The budget retailer has appointed Deloitte to handle an administration after last-ditch rescue talks with R Capital broke down over the weekend.
Speaking to ITV News, shoppers said they weren't surprised by the collapse as prices in store failed to reflect what was suggested in the name.
"It's not really a pound store is it? It's pound and more," said one customer.
Another said he it had been "moving away from being a pound shop."
With others sharing sympathy for the staff.
Poundworld, which is owned by TPG Capital, has 335 stores. Its collapse comes after both Toys R Us and Maplin fell into administration earlier this year.
Deloitte will try to find a buyer for the business, and has said there are no redundancies or store closures at this time.
Clare Boardman, joint administrator at Deloitte, said: “The retail trading environment in the UK remains extremely challenging and Poundworld has been seeking to address this through a restructure of its business.
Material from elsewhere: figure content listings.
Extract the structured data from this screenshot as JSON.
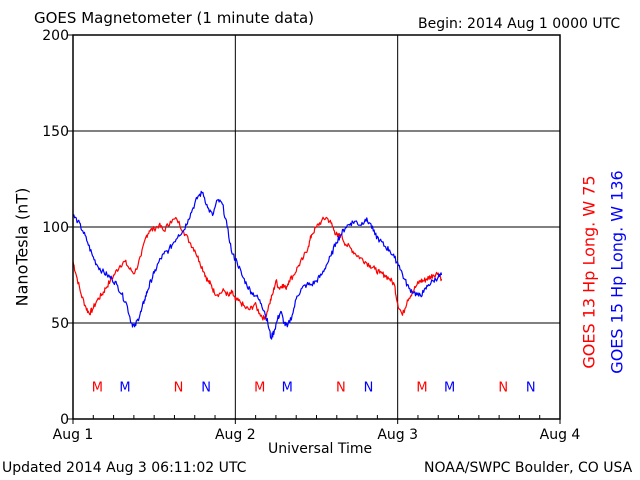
{
  "chart_data": {
    "type": "line",
    "title": "GOES Magnetometer (1 minute data)",
    "begin_label": "Begin:  2014 Aug 1 0000 UTC",
    "ylabel": "NanoTesla (nT)",
    "xlabel": "Universal Time",
    "ylim": [
      0,
      200
    ],
    "yticks": [
      0,
      50,
      100,
      150,
      200
    ],
    "xlim_days": [
      0,
      3
    ],
    "xtick_labels": [
      "Aug 1",
      "Aug 2",
      "Aug 3",
      "Aug 4"
    ],
    "grid": true,
    "series": [
      {
        "name": "GOES 13 Hp  Long. W 75",
        "color": "#ff0000",
        "x_days": [
          0.0,
          0.02,
          0.05,
          0.08,
          0.1,
          0.12,
          0.15,
          0.18,
          0.2,
          0.23,
          0.26,
          0.29,
          0.32,
          0.35,
          0.38,
          0.42,
          0.45,
          0.47,
          0.5,
          0.53,
          0.56,
          0.6,
          0.64,
          0.68,
          0.72,
          0.75,
          0.78,
          0.81,
          0.83,
          0.85,
          0.87,
          0.9,
          0.93,
          0.96,
          0.98,
          1.0,
          1.03,
          1.06,
          1.09,
          1.12,
          1.15,
          1.18,
          1.21,
          1.23,
          1.25,
          1.27,
          1.29,
          1.31,
          1.33,
          1.36,
          1.39,
          1.42,
          1.45,
          1.47,
          1.5,
          1.53,
          1.56,
          1.59,
          1.61,
          1.63,
          1.65,
          1.68,
          1.71,
          1.74,
          1.77,
          1.8,
          1.83,
          1.86,
          1.89,
          1.92,
          1.95,
          1.98,
          2.0,
          2.03,
          2.06,
          2.09,
          2.12,
          2.14,
          2.16,
          2.18,
          2.2,
          2.22,
          2.25,
          2.27
        ],
        "values": [
          82,
          75,
          65,
          58,
          55,
          57,
          62,
          65,
          68,
          72,
          76,
          80,
          82,
          78,
          76,
          85,
          95,
          98,
          99,
          101,
          98,
          103,
          104,
          98,
          92,
          88,
          82,
          76,
          72,
          70,
          66,
          65,
          67,
          64,
          66,
          62,
          61,
          58,
          57,
          60,
          55,
          52,
          60,
          65,
          72,
          68,
          70,
          68,
          72,
          75,
          80,
          84,
          90,
          96,
          100,
          103,
          105,
          102,
          98,
          95,
          96,
          91,
          89,
          86,
          84,
          82,
          80,
          78,
          76,
          75,
          73,
          70,
          60,
          54,
          62,
          66,
          70,
          72,
          72,
          73,
          74,
          75,
          76,
          73
        ]
      },
      {
        "name": "GOES 15 Hp  Long. W 136",
        "color": "#0000ff",
        "x_days": [
          0.0,
          0.03,
          0.06,
          0.09,
          0.12,
          0.15,
          0.18,
          0.21,
          0.24,
          0.27,
          0.3,
          0.33,
          0.36,
          0.38,
          0.4,
          0.42,
          0.44,
          0.46,
          0.48,
          0.5,
          0.53,
          0.56,
          0.59,
          0.62,
          0.65,
          0.68,
          0.71,
          0.74,
          0.77,
          0.8,
          0.83,
          0.86,
          0.89,
          0.92,
          0.95,
          0.98,
          1.01,
          1.04,
          1.07,
          1.1,
          1.13,
          1.16,
          1.18,
          1.2,
          1.22,
          1.24,
          1.26,
          1.28,
          1.3,
          1.32,
          1.35,
          1.38,
          1.41,
          1.44,
          1.47,
          1.5,
          1.53,
          1.56,
          1.59,
          1.62,
          1.65,
          1.68,
          1.71,
          1.74,
          1.77,
          1.8,
          1.83,
          1.86,
          1.89,
          1.92,
          1.95,
          1.98,
          2.01,
          2.04,
          2.07,
          2.1,
          2.13,
          2.16,
          2.19,
          2.22,
          2.25,
          2.27
        ],
        "values": [
          106,
          103,
          98,
          92,
          85,
          80,
          77,
          75,
          73,
          70,
          65,
          60,
          50,
          48,
          52,
          56,
          62,
          67,
          72,
          76,
          82,
          86,
          88,
          92,
          96,
          98,
          104,
          110,
          116,
          118,
          110,
          106,
          114,
          112,
          100,
          86,
          82,
          75,
          70,
          66,
          64,
          60,
          56,
          50,
          42,
          46,
          52,
          56,
          50,
          48,
          54,
          64,
          68,
          70,
          70,
          72,
          75,
          80,
          85,
          92,
          96,
          100,
          102,
          103,
          101,
          104,
          102,
          96,
          93,
          90,
          88,
          84,
          80,
          73,
          68,
          66,
          64,
          66,
          70,
          72,
          74,
          75
        ]
      }
    ],
    "event_markers": [
      {
        "label": "M",
        "color": "#ff0000",
        "x_days": 0.15
      },
      {
        "label": "M",
        "color": "#0000ff",
        "x_days": 0.32
      },
      {
        "label": "N",
        "color": "#ff0000",
        "x_days": 0.65
      },
      {
        "label": "N",
        "color": "#0000ff",
        "x_days": 0.82
      },
      {
        "label": "M",
        "color": "#ff0000",
        "x_days": 1.15
      },
      {
        "label": "M",
        "color": "#0000ff",
        "x_days": 1.32
      },
      {
        "label": "N",
        "color": "#ff0000",
        "x_days": 1.65
      },
      {
        "label": "N",
        "color": "#0000ff",
        "x_days": 1.82
      },
      {
        "label": "M",
        "color": "#ff0000",
        "x_days": 2.15
      },
      {
        "label": "M",
        "color": "#0000ff",
        "x_days": 2.32
      },
      {
        "label": "N",
        "color": "#ff0000",
        "x_days": 2.65
      },
      {
        "label": "N",
        "color": "#0000ff",
        "x_days": 2.82
      }
    ],
    "event_marker_level": 17
  },
  "footer": {
    "updated": "Updated 2014 Aug  3 06:11:02 UTC",
    "source": "NOAA/SWPC Boulder, CO USA"
  }
}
Unfortunately, this has not been possible.”
She said the business was hit by falling footfall, alongside rising costs and weak consumer confidence.
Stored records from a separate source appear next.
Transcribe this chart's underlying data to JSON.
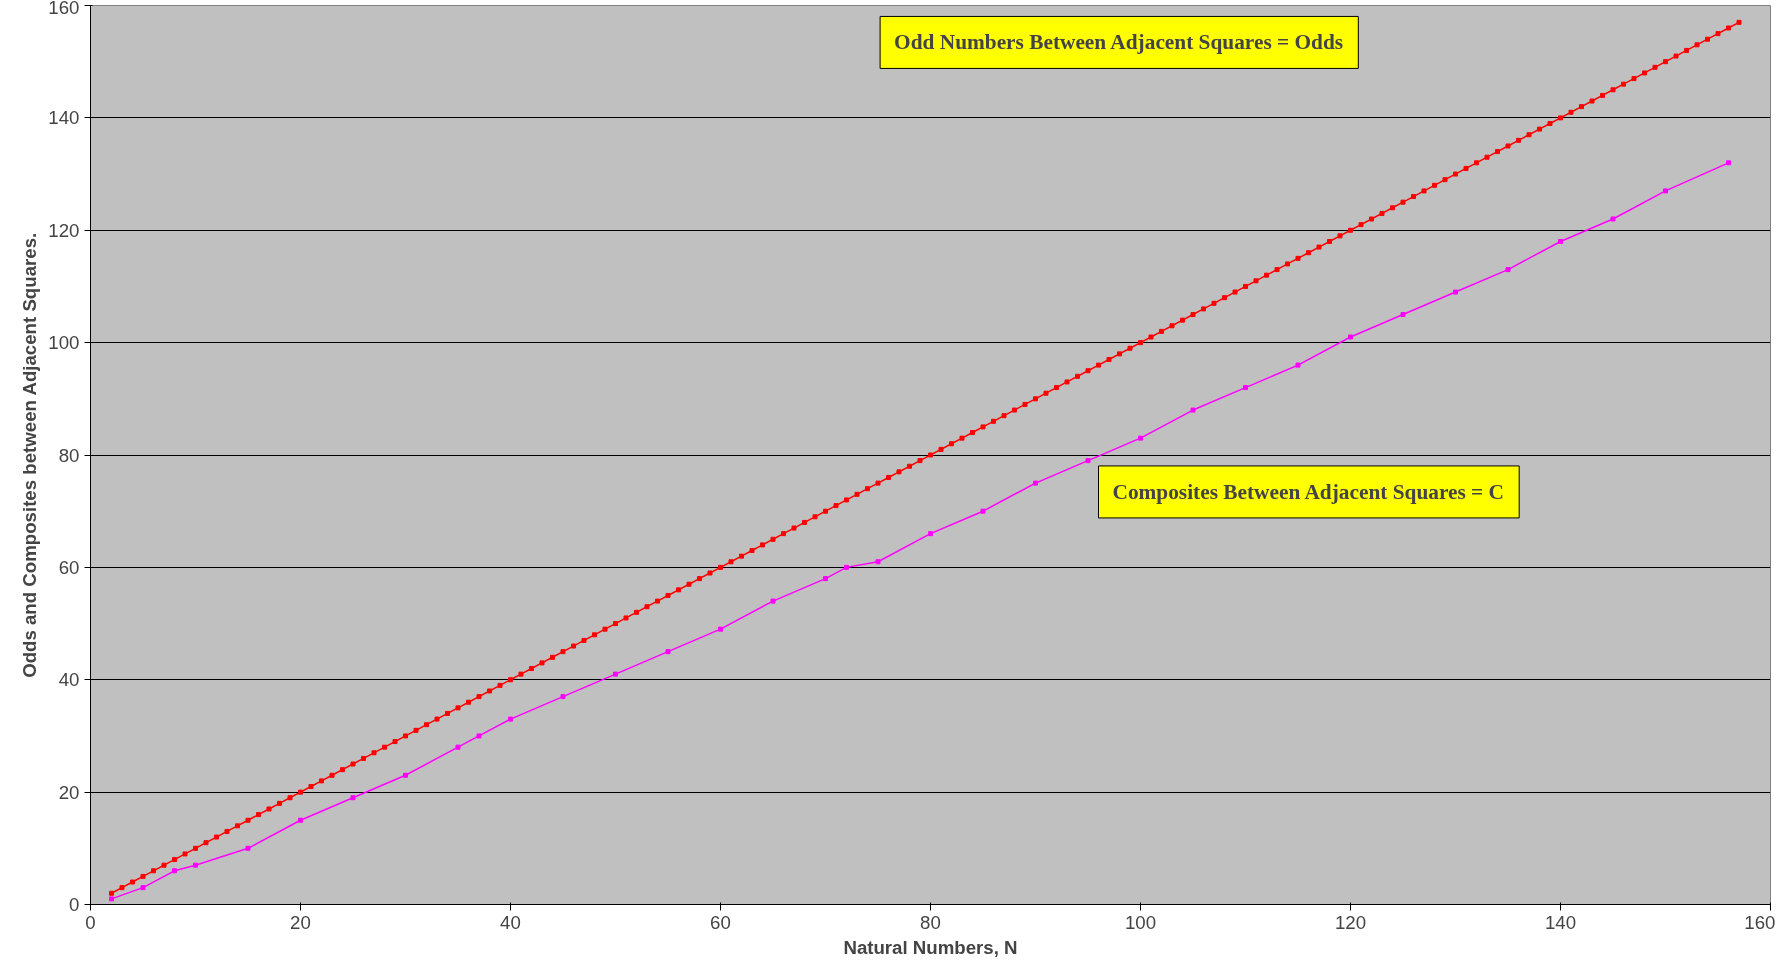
{
  "chart_data": {
    "type": "line",
    "xlabel": "Natural Numbers, N",
    "ylabel": "Odds and Composites between Adjacent Squares.",
    "annotations": [
      "Odd Numbers Between Adjacent Squares = Odds",
      "Composites Between Adjacent Squares = C"
    ],
    "xlim": [
      0,
      160
    ],
    "xticks": [
      0,
      20,
      40,
      60,
      80,
      100,
      120,
      140,
      160
    ],
    "ylim": [
      0,
      160
    ],
    "yticks": [
      0,
      20,
      40,
      60,
      80,
      100,
      120,
      140,
      160
    ],
    "grid": "y",
    "marker": "square",
    "line_style": "solid",
    "series": [
      {
        "color": "#ff0000",
        "x": [
          2,
          3,
          4,
          5,
          6,
          7,
          8,
          9,
          10,
          11,
          12,
          13,
          14,
          15,
          16,
          17,
          18,
          19,
          20,
          21,
          22,
          23,
          24,
          25,
          26,
          27,
          28,
          29,
          30,
          31,
          32,
          33,
          34,
          35,
          36,
          37,
          38,
          39,
          40,
          41,
          42,
          43,
          44,
          45,
          46,
          47,
          48,
          49,
          50,
          51,
          52,
          53,
          54,
          55,
          56,
          57,
          58,
          59,
          60,
          61,
          62,
          63,
          64,
          65,
          66,
          67,
          68,
          69,
          70,
          71,
          72,
          73,
          74,
          75,
          76,
          77,
          78,
          79,
          80,
          81,
          82,
          83,
          84,
          85,
          86,
          87,
          88,
          89,
          90,
          91,
          92,
          93,
          94,
          95,
          96,
          97,
          98,
          99,
          100,
          101,
          102,
          103,
          104,
          105,
          106,
          107,
          108,
          109,
          110,
          111,
          112,
          113,
          114,
          115,
          116,
          117,
          118,
          119,
          120,
          121,
          122,
          123,
          124,
          125,
          126,
          127,
          128,
          129,
          130,
          131,
          132,
          133,
          134,
          135,
          136,
          137,
          138,
          139,
          140,
          141,
          142,
          143,
          144,
          145,
          146,
          147,
          148,
          149,
          150,
          151,
          152,
          153,
          154,
          155,
          156,
          157
        ],
        "values": [
          2,
          3,
          4,
          5,
          6,
          7,
          8,
          9,
          10,
          11,
          12,
          13,
          14,
          15,
          16,
          17,
          18,
          19,
          20,
          21,
          22,
          23,
          24,
          25,
          26,
          27,
          28,
          29,
          30,
          31,
          32,
          33,
          34,
          35,
          36,
          37,
          38,
          39,
          40,
          41,
          42,
          43,
          44,
          45,
          46,
          47,
          48,
          49,
          50,
          51,
          52,
          53,
          54,
          55,
          56,
          57,
          58,
          59,
          60,
          61,
          62,
          63,
          64,
          65,
          66,
          67,
          68,
          69,
          70,
          71,
          72,
          73,
          74,
          75,
          76,
          77,
          78,
          79,
          80,
          81,
          82,
          83,
          84,
          85,
          86,
          87,
          88,
          89,
          90,
          91,
          92,
          93,
          94,
          95,
          96,
          97,
          98,
          99,
          100,
          101,
          102,
          103,
          104,
          105,
          106,
          107,
          108,
          109,
          110,
          111,
          112,
          113,
          114,
          115,
          116,
          117,
          118,
          119,
          120,
          121,
          122,
          123,
          124,
          125,
          126,
          127,
          128,
          129,
          130,
          131,
          132,
          133,
          134,
          135,
          136,
          137,
          138,
          139,
          140,
          141,
          142,
          143,
          144,
          145,
          146,
          147,
          148,
          149,
          150,
          151,
          152,
          153,
          154,
          155,
          156,
          157
        ]
      },
      {
        "color": "#ff00ff",
        "x": [
          2,
          5,
          8,
          10,
          15,
          20,
          25,
          30,
          35,
          37,
          40,
          45,
          50,
          55,
          60,
          65,
          70,
          72,
          75,
          80,
          85,
          90,
          95,
          100,
          105,
          110,
          115,
          120,
          125,
          130,
          135,
          140,
          145,
          150,
          156
        ],
        "values": [
          1,
          3,
          6,
          7,
          10,
          15,
          19,
          23,
          28,
          30,
          33,
          37,
          41,
          45,
          49,
          54,
          58,
          60,
          61,
          66,
          70,
          75,
          79,
          83,
          88,
          92,
          96,
          101,
          105,
          109,
          113,
          118,
          122,
          127,
          132
        ]
      }
    ]
  }
}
A spokesman for TPG said putting the business into administration was a “difficult decision”.
“We invested in Poundworld because of our belief in how the company serves its customers and the strength of its employees,” he added.
“Despite investing resources to strengthen the business, the decline in UK retail and challenging behaviour affected Poundworld significantly.”
It is understood that TPG and Poundworld’s management rejected offers to buy the business out of a pre-pack administration, and were hoping to sell it as a solvent business.
Other parties named as possible buyers were turnaround specialist Alteri Investors and Poundworld’s founder Chris Edwards.
But a deal could not be struck.
Poundworld’s losses widened in 2016-17 to £17.1 million, from £5.4 million of losses the year before.
The news came just days after House of Fraser detailed its plans to shut 31 stores, affecting around 6,000 jobs.
House of Fraser is seeking landlord approval for the restructuring plan, which is a form of insolvency known as a Company Voluntary Agreement (CVA).
A raft of CVAs have been struck in recent months as retailers struggle amid surging costs, rising business rates, competition from online rivals and a slowdown in consumer spending.
Other retailers undertaking CVAs in a bid to keep trading include New Look, Mothercare and Carpetright.
Restaurant businesses have also been seeking to cut their costs with store closure programmes, with Carluccio’s, Byron and Prezzo all pushing through CVAs this year.